Author cluster setup - how to set up slave as read-only

Avatar

Level 2

We are currently running our 5.6.1 author cluster as active-passive "shared nothing" cluster, meaning

  • a loadbalancer sends all traffic to the master instance by default
  • the slave does not get any traffic, it is there for failover purposes only
  • each instance has its own local copy of repository and datastore (shared nothing) and everything has to be synced

 

So far so good.

 

Now what I want to achieve, is that in normal operations the slave only listens and syncs the content (on port 8080 by default) form the master.

It should only sync the repo but never do any other activities, in particular:

  • it should not run workflows
  • it should not replicate content to the publishers (redundant)
  • it should not execute Blueprint LiveCopy actions
  • it should not trigger any timed events
  • etc.

 

All of this should only happen on the master, the slave (as long as it considers itself a slave) should only be on "warm standby" and sync the repo and datastore.

 

It seems though that CQ does not do this out of the box, and I have not found anything in the documentation about how to achieve this.

Is it something that developers have to take into account in their code?

Is it something that can be achieved on a global level, by switching off or configuring some OSGI services?

4 Replies

Avatar

Employee Advisor

Hi,

The behaviour you want is implemented at least partially:

  • All functions based on Sling Jobs (workflows, replication) are not working on the slave node.
  • There are further services, which using the ClusterAware interface to define, that their function is only executed on the master.
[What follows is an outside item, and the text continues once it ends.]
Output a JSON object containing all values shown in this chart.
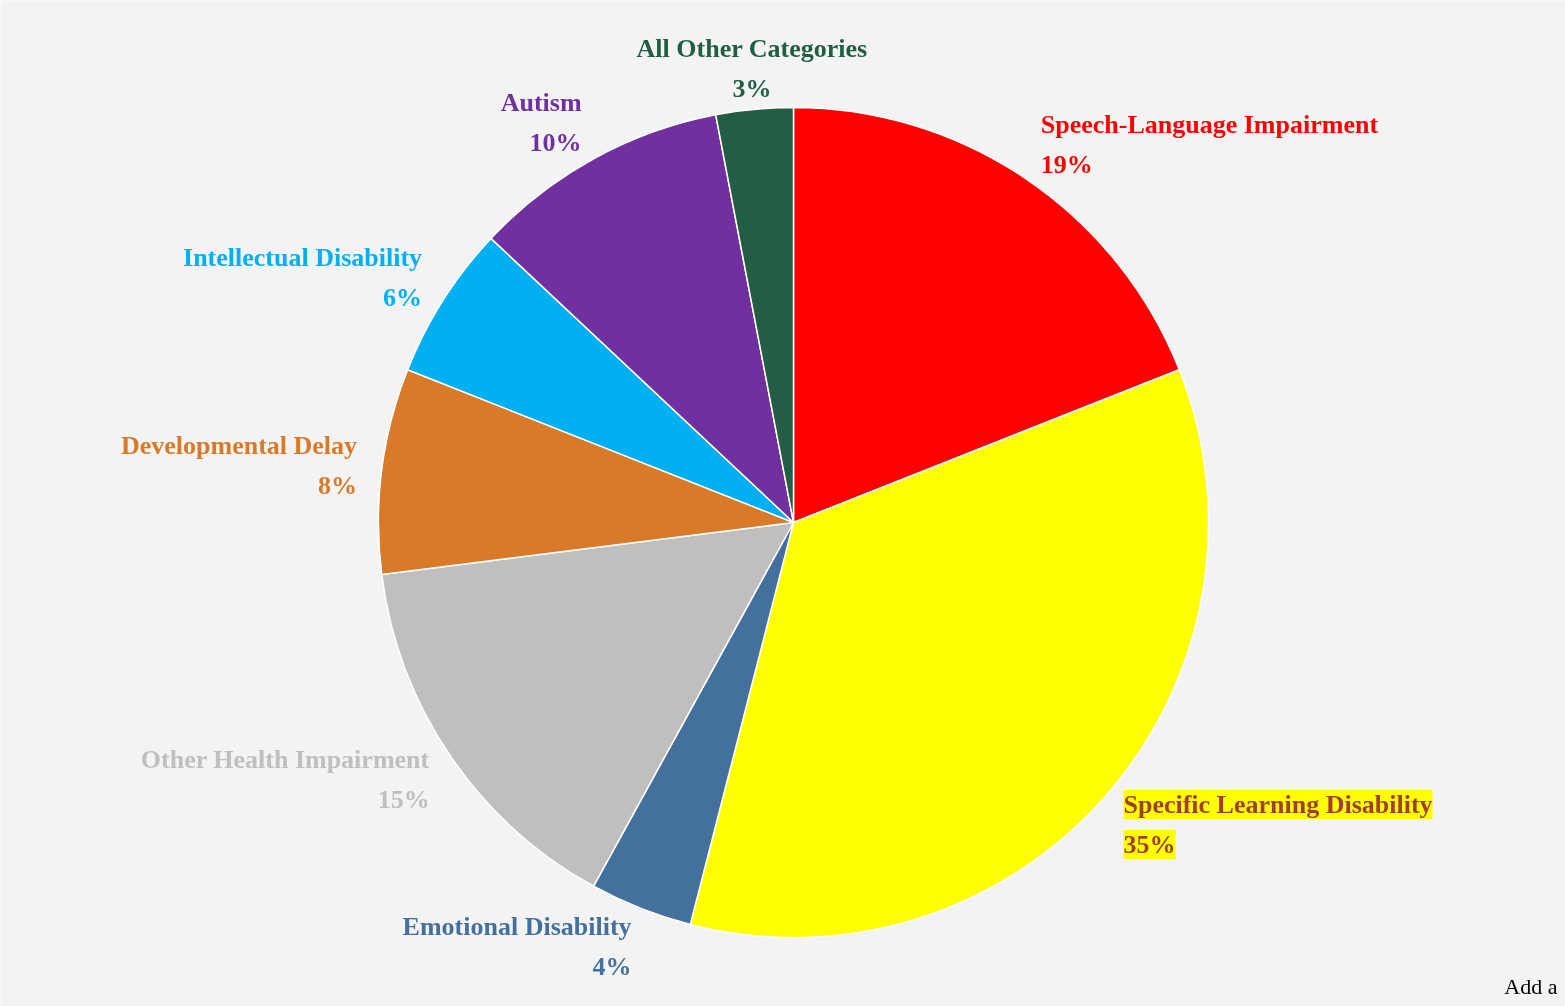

By default the MSM is not bound to any of these 2, nor is the sling scheduler.

kind regards,
Jörg

Thanks for that, but then we're doing something wrong I guess.
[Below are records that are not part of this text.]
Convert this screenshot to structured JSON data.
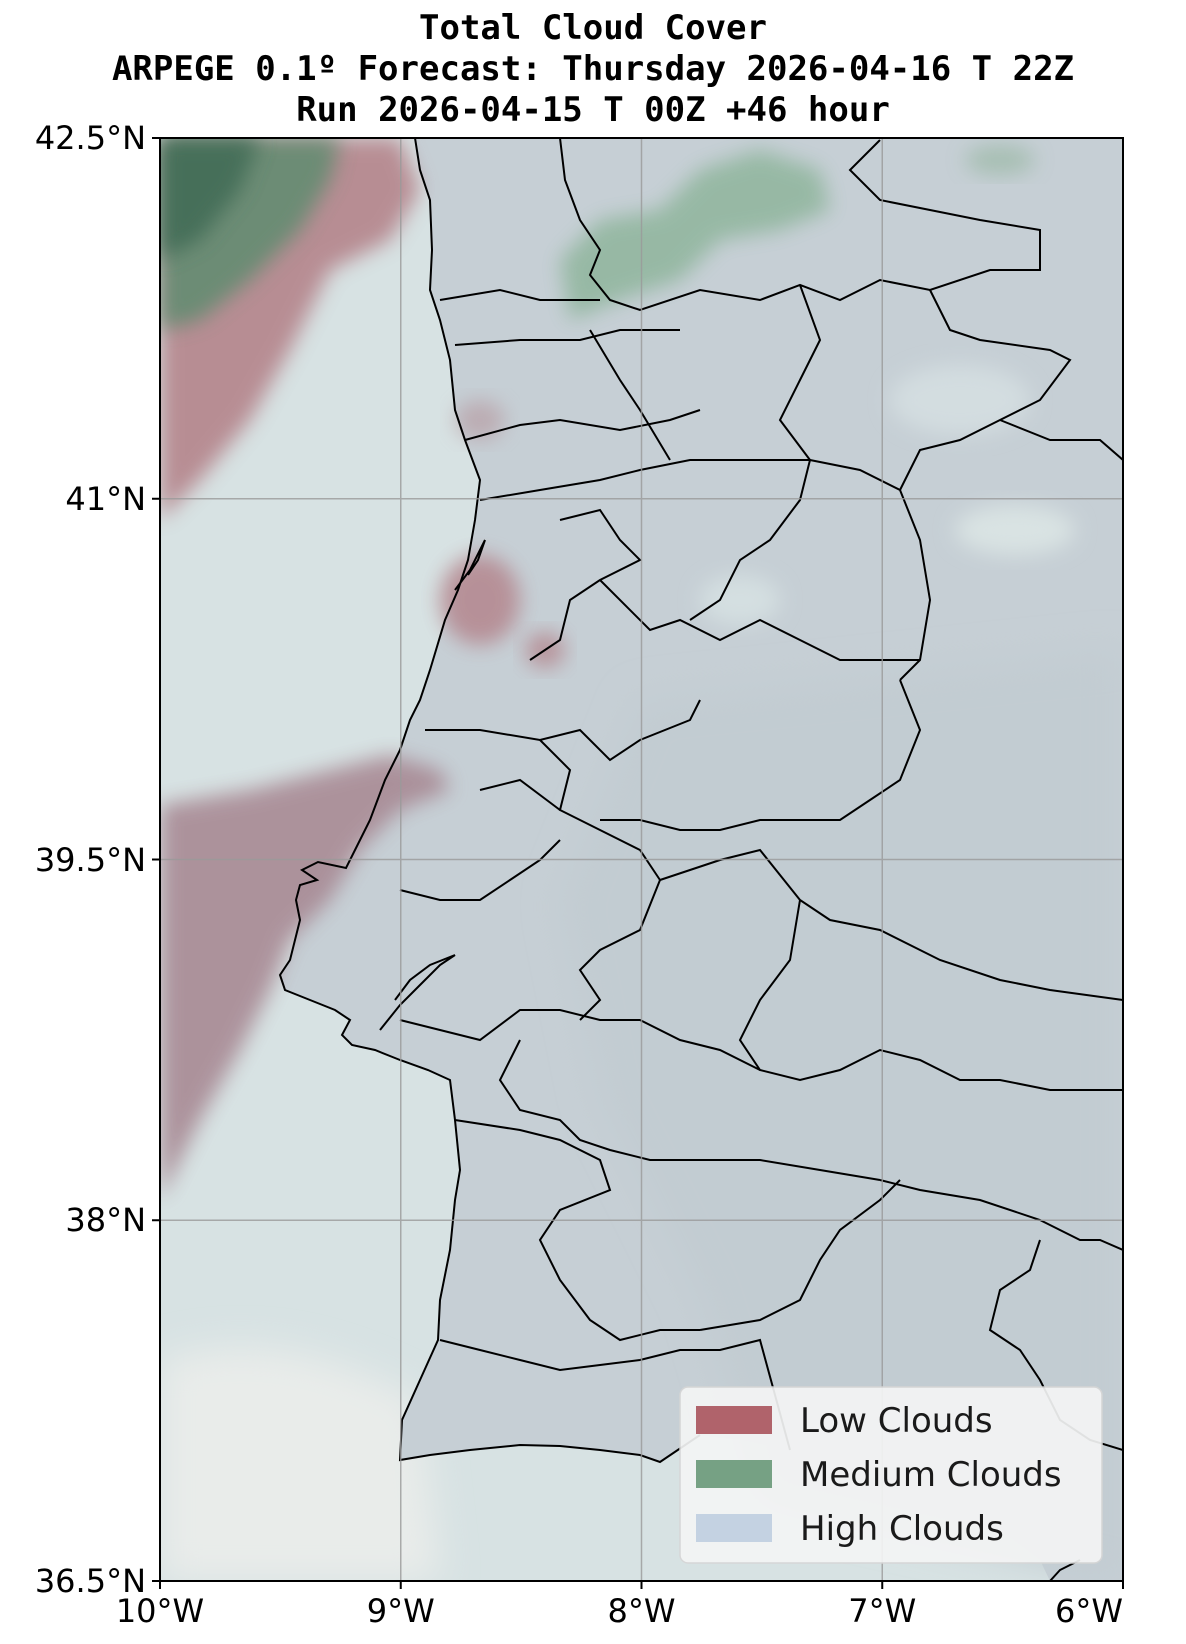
{
  "title": {
    "line1": "Total Cloud Cover",
    "line2": "ARPEGE 0.1º Forecast: Thursday 2026-04-16 T 22Z",
    "line3": "Run 2026-04-15 T 00Z +46 hour"
  },
  "map_extent": {
    "lon_min": -10,
    "lon_max": -6,
    "lat_min": 36.5,
    "lat_max": 42.5
  },
  "axes": {
    "lat_ticks": [
      {
        "value": 42.5,
        "label": "42.5°N"
      },
      {
        "value": 41,
        "label": "41°N"
      },
      {
        "value": 39.5,
        "label": "39.5°N"
      },
      {
        "value": 38,
        "label": "38°N"
      },
      {
        "value": 36.5,
        "label": "36.5°N"
      }
    ],
    "lon_ticks": [
      {
        "value": -10,
        "label": "10°W"
      },
      {
        "value": -9,
        "label": "9°W"
      },
      {
        "value": -8,
        "label": "8°W"
      },
      {
        "value": -7,
        "label": "7°W"
      },
      {
        "value": -6,
        "label": "6°W"
      }
    ],
    "gridlines": true
  },
  "legend": {
    "placement": "bottom-right",
    "items": [
      {
        "label": "Low Clouds",
        "color": "#b0636b"
      },
      {
        "label": "Medium Clouds",
        "color": "#76a184"
      },
      {
        "label": "High Clouds",
        "color": "#c4d2e2"
      }
    ]
  },
  "colors": {
    "land_overcast": "#c7d0d6",
    "sea_light": "#dde6e6",
    "low_cloud": "#b0636b",
    "medium_cloud": "#76a184",
    "high_cloud": "#c4d2e2",
    "border": "#000000"
  }
}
Because I am seeing some things happen on our slave, like replication, when they should not. E.g. I am seeing stuff like this in the log:

11.02.2015 13:19:41.080 *INFO* [pool-6-thread-27-com_day_cq_replication_job_replicate_10_233_7_5(com/day/cq/replication/job/replicate_10_233_7_5)] com.day.cq.replication.Agent.replicate_10_233_7_5 Replication (ACTIVATE) of /content/example-com/en/press-releases/2015/2/11/hooray-we-did-it successful.

 

So if I see this in the log I assume the slave is replicating to the publisher directly. In our case we call replication from a custom workflow.
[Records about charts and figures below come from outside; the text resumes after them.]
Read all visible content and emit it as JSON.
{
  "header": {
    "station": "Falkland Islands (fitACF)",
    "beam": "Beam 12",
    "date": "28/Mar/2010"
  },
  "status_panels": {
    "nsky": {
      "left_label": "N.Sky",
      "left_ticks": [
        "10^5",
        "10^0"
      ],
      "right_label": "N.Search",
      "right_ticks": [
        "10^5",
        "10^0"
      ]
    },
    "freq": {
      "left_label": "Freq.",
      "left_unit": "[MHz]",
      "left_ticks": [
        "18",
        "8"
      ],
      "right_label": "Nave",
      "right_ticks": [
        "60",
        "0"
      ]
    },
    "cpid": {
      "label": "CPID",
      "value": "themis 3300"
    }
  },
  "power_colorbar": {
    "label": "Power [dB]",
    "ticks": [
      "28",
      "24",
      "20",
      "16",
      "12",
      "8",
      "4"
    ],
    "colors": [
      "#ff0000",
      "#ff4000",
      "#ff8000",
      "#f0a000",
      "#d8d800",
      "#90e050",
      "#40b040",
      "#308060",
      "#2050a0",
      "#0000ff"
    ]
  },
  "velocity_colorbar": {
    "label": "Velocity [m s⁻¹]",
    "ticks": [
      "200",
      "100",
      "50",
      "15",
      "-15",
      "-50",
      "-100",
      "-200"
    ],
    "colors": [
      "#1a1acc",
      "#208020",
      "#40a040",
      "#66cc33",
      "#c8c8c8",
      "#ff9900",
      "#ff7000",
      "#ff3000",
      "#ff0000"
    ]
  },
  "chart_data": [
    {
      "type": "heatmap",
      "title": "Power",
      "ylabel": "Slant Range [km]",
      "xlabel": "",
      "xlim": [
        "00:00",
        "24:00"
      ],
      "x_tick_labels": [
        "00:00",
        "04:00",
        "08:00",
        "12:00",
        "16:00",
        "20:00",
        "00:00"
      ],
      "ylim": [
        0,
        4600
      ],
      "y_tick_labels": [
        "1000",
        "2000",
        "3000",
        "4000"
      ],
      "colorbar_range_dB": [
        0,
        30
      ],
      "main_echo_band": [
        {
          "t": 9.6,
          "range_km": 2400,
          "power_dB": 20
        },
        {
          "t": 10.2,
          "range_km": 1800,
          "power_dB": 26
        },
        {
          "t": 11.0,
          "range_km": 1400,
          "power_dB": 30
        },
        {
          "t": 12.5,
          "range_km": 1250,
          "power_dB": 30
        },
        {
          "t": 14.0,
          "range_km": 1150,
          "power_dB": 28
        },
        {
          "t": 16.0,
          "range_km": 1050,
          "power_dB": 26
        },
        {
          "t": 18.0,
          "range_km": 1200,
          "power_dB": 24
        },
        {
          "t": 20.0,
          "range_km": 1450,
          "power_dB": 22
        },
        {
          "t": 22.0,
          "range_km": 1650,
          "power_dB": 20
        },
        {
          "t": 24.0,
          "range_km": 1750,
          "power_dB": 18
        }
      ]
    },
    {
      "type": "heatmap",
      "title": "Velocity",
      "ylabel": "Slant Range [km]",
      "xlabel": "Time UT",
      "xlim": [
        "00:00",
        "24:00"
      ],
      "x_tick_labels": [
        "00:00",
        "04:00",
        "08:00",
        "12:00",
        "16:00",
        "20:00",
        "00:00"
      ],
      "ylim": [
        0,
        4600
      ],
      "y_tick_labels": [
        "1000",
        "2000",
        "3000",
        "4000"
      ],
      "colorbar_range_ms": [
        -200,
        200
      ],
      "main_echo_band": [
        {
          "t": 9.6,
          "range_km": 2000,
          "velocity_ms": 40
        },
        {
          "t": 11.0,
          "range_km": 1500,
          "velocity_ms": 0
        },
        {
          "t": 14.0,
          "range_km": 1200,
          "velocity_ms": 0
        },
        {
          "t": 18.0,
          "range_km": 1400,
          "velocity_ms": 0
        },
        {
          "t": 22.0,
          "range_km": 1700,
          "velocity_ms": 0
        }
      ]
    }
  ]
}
But you say neither should be running on the slave so how can that be?

 

Any specific documentation for developers on how to code this properly and what to watch out for?

Avatar

Level 10

In 5.6 & above  the cluster leader determined by discovery runs the workflow jobs by default. Makesure when you setup the cluster the slingId of the master with the lowest slingId. I do not recall hotfix number for this. Reach out to support channel & should be able to help with configuring load distribution in cluster.